L'"image d'Epinal" de Châteaudun, c'est son château médiéval,
perché sur un éperon rocheux dominant le Loir. Au pied de ses murailles
vivent
14.000 habitants, dans une agglomération reconnue pour sa tranquillité,
d'une
douceur angevine que n'aurait pas reniée le poète Joachim du Bellay.

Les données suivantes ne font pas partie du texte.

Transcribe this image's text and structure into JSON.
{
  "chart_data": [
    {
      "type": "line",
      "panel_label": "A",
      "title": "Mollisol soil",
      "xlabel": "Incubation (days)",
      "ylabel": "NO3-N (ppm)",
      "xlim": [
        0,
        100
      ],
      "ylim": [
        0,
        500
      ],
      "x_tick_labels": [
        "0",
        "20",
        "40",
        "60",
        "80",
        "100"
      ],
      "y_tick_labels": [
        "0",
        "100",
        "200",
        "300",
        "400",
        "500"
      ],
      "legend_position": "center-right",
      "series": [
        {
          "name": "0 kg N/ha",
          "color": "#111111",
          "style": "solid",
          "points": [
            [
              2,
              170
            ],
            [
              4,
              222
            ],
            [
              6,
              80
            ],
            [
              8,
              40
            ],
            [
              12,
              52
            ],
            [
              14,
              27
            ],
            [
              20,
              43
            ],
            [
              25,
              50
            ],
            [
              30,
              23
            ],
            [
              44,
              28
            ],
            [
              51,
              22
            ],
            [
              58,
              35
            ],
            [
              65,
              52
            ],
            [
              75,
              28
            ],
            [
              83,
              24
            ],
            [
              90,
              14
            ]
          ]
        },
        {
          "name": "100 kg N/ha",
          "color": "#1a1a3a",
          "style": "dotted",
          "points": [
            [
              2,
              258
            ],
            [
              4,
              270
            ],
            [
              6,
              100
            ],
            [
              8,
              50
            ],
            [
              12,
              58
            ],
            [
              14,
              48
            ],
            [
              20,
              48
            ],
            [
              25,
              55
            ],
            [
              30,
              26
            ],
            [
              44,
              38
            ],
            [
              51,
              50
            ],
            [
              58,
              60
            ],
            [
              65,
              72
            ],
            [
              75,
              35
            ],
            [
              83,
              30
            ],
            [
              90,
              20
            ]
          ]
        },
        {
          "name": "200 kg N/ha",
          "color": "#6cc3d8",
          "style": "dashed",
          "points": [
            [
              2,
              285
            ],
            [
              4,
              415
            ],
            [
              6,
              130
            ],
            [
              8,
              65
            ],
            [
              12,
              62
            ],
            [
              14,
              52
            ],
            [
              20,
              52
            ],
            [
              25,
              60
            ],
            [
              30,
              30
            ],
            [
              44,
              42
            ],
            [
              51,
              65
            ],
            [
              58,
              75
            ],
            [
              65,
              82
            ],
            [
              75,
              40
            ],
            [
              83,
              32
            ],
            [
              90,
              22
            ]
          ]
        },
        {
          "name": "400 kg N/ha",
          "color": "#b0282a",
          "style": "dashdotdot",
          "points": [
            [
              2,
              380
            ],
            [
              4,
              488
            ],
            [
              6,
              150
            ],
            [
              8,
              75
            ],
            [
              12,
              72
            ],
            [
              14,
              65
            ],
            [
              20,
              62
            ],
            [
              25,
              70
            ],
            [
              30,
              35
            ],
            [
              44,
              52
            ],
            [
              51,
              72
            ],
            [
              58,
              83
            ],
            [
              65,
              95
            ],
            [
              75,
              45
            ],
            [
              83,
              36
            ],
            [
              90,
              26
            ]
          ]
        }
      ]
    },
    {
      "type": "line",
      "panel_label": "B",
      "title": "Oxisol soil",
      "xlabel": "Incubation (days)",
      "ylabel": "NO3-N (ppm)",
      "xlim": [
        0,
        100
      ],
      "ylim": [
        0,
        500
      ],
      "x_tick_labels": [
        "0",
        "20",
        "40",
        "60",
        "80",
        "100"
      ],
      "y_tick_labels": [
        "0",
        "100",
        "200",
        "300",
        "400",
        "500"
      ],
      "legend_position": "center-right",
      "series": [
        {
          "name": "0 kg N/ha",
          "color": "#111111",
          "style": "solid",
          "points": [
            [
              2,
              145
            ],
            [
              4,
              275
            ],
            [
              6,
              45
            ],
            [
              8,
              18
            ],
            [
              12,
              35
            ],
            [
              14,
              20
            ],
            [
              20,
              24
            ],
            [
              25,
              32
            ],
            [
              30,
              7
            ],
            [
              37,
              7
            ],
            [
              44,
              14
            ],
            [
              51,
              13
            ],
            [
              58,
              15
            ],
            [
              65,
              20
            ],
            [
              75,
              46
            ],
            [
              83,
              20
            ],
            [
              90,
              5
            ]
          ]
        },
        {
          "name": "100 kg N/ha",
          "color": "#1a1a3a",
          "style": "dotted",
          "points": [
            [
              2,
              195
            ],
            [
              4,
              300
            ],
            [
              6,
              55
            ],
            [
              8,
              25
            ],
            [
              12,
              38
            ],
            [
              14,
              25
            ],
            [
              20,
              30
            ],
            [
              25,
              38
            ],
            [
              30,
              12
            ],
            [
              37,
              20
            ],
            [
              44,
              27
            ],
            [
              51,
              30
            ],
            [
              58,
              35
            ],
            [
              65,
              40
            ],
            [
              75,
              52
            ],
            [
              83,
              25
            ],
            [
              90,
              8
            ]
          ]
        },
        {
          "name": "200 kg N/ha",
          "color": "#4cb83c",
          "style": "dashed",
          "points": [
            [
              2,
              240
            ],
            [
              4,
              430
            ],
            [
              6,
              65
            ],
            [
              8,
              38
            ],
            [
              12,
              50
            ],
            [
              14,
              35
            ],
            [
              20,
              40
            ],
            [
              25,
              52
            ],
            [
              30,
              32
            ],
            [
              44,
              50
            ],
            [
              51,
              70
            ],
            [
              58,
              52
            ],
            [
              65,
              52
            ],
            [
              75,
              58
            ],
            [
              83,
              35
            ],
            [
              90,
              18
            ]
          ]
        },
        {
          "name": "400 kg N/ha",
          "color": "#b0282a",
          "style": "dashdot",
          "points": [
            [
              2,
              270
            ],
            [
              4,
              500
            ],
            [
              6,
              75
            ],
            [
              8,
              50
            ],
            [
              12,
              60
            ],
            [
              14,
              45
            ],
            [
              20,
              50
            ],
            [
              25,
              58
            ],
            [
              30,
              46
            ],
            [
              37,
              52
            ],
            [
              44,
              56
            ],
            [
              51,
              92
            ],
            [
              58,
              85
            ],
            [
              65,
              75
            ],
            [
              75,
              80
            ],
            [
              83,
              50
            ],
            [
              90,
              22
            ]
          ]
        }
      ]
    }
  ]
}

Sans la troubler outre-mesure, les annonces du Premier ministre
François
Fillon, hier, ne sont pas passées inaperçues. Didier Huguet, maire sans
étiquette
de la ville s'inquiète. La population est vieillissante et
le
départ de l'entreprise électronique Flextronics, en 2008, est venu
accélérer la
saignée des actifs. Les revenus des Dunois sont plus faibles que la
moyenne
française : 20% en dessous du pouvoir d'achat national. Les
augmentations
successives du coût de l'énergie les a encore fragilisés et les services
sociaux
de la ville reçoivent de plus en plus demandes d'aide. "J'ai peur
que
ça rajoute un coup important
", craint Didier Huguet, faisant
référence
aux conséquences des mesures d'austérité annoncées par le gouvernement.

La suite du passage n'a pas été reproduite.